What piece of research was most intriguing for you when editing the book?

Krishna: The creation of the field was the most exciting part for me. Within academia, researchers had been working in isolation on different senses. Some people were doing research in smell, some in vision, etc. I thought that there should be a field of sensory marketing that included all of those elements. It really wasn't present before. Now there's this established field within academia of sensory marketing. I organized a conference on it to bring together all these marketing researchers along with cognitive psychologists and neurologists who worked in different senses The book followed the conference -- many people from the conference contributed to the book, so that we have we have a very good overview of all the research that has been done in every sense that is pertinent to marketing.
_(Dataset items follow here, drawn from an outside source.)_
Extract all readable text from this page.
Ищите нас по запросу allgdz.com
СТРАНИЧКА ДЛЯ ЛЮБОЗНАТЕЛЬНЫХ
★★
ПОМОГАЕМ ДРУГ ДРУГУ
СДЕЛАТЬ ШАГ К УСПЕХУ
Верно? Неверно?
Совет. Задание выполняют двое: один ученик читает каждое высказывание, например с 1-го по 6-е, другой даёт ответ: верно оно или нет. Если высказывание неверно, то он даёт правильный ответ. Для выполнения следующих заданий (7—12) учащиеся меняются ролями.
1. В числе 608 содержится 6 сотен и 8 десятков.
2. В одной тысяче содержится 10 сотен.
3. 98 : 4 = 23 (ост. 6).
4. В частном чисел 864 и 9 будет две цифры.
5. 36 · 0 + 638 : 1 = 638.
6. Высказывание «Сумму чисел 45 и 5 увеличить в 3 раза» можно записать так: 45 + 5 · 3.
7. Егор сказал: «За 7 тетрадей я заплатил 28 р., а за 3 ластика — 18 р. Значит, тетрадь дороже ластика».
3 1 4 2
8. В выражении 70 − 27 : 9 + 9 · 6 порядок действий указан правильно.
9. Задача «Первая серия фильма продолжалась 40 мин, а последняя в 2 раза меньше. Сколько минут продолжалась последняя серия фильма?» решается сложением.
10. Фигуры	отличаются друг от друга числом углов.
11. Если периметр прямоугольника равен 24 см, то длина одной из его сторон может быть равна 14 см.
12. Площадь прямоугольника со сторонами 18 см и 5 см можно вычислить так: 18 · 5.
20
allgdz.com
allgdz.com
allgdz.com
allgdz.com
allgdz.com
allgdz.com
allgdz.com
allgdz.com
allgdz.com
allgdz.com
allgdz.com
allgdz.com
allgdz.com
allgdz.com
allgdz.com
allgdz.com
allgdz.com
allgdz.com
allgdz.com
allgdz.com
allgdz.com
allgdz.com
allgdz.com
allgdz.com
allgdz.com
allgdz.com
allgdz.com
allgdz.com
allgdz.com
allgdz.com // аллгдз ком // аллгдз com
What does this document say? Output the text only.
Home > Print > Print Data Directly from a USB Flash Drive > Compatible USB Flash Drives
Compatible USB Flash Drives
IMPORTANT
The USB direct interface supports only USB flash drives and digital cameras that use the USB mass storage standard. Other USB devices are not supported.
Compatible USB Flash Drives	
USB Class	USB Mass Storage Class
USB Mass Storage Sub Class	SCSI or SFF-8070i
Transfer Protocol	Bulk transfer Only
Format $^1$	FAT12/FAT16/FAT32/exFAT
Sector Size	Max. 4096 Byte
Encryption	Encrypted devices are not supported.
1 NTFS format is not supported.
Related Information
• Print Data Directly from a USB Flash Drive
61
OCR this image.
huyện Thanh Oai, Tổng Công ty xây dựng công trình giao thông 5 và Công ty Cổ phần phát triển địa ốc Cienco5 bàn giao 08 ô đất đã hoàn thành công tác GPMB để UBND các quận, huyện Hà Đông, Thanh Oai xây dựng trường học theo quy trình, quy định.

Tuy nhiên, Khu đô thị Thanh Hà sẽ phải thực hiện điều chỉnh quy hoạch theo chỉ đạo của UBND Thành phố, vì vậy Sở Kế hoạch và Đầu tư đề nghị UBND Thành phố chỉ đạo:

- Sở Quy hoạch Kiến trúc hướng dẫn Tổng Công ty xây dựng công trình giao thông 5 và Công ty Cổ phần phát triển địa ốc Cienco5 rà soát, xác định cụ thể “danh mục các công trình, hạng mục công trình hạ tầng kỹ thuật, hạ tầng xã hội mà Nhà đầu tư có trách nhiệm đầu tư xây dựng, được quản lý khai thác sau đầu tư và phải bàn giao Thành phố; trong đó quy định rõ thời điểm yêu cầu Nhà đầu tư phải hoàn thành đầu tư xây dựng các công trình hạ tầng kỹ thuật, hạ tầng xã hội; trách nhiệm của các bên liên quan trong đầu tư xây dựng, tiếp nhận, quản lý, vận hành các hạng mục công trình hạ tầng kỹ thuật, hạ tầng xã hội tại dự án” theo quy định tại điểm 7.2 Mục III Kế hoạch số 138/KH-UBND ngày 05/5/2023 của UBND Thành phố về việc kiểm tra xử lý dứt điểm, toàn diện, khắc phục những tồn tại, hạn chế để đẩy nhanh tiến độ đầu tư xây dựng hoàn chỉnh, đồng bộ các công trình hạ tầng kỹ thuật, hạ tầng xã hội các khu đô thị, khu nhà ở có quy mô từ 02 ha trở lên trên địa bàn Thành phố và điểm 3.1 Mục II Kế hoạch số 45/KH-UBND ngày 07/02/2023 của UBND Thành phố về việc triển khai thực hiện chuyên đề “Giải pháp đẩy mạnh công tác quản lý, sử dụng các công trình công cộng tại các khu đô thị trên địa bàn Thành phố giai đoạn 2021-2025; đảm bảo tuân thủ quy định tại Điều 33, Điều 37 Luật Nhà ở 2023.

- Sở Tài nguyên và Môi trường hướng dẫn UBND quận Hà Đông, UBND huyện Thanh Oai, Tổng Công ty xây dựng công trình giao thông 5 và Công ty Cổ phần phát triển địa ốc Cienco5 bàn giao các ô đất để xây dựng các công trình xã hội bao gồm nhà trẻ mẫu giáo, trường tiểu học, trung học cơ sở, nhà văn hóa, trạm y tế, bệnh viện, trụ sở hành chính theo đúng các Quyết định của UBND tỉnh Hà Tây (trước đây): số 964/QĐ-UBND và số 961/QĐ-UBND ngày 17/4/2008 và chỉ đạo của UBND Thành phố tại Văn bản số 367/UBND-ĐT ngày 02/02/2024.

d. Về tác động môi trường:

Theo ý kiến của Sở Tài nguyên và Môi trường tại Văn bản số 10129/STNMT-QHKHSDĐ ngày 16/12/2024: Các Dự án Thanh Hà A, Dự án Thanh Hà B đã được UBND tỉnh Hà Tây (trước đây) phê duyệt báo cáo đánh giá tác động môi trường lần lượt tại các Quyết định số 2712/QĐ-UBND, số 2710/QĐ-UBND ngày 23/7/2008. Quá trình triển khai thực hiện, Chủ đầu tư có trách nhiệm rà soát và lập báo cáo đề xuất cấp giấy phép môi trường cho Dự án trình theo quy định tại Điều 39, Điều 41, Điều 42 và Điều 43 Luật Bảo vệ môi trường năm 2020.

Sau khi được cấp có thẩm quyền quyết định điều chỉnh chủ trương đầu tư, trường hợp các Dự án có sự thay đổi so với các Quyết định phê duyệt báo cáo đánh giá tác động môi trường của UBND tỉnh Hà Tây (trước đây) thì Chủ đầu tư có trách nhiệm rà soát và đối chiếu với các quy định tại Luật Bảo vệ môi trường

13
Where do you see the field going next?

Krishna: I see business practitioners really picking up on sensory marketing in the U.S. I get calls from companies and consultants all the time. The field is at a more advanced stage in Western Europe, especially the U.K., France, and Italy. It also has excited the public in Europe. For instance, the BBC is working on a sensory marketing series as is a Dutch TV station. Business schools will soon follow this trend. Luckily, Ross is ahead of the game. Right now, we are the only business school that offers a sensory marketing course. In the future, there will be many more sensory marketing courses offered in business schools. What do business practitioners have to gain from employing different aspects of sensory marketing? Krishna: They can make their product stand out. The product will be more appealing to consumers. You make your product more sensorially engaging, you attract more people, and you keep them loyal to your brand. Once a consumer gets attached to a particular sensory aspect of a product, they'll be less likely to give it up.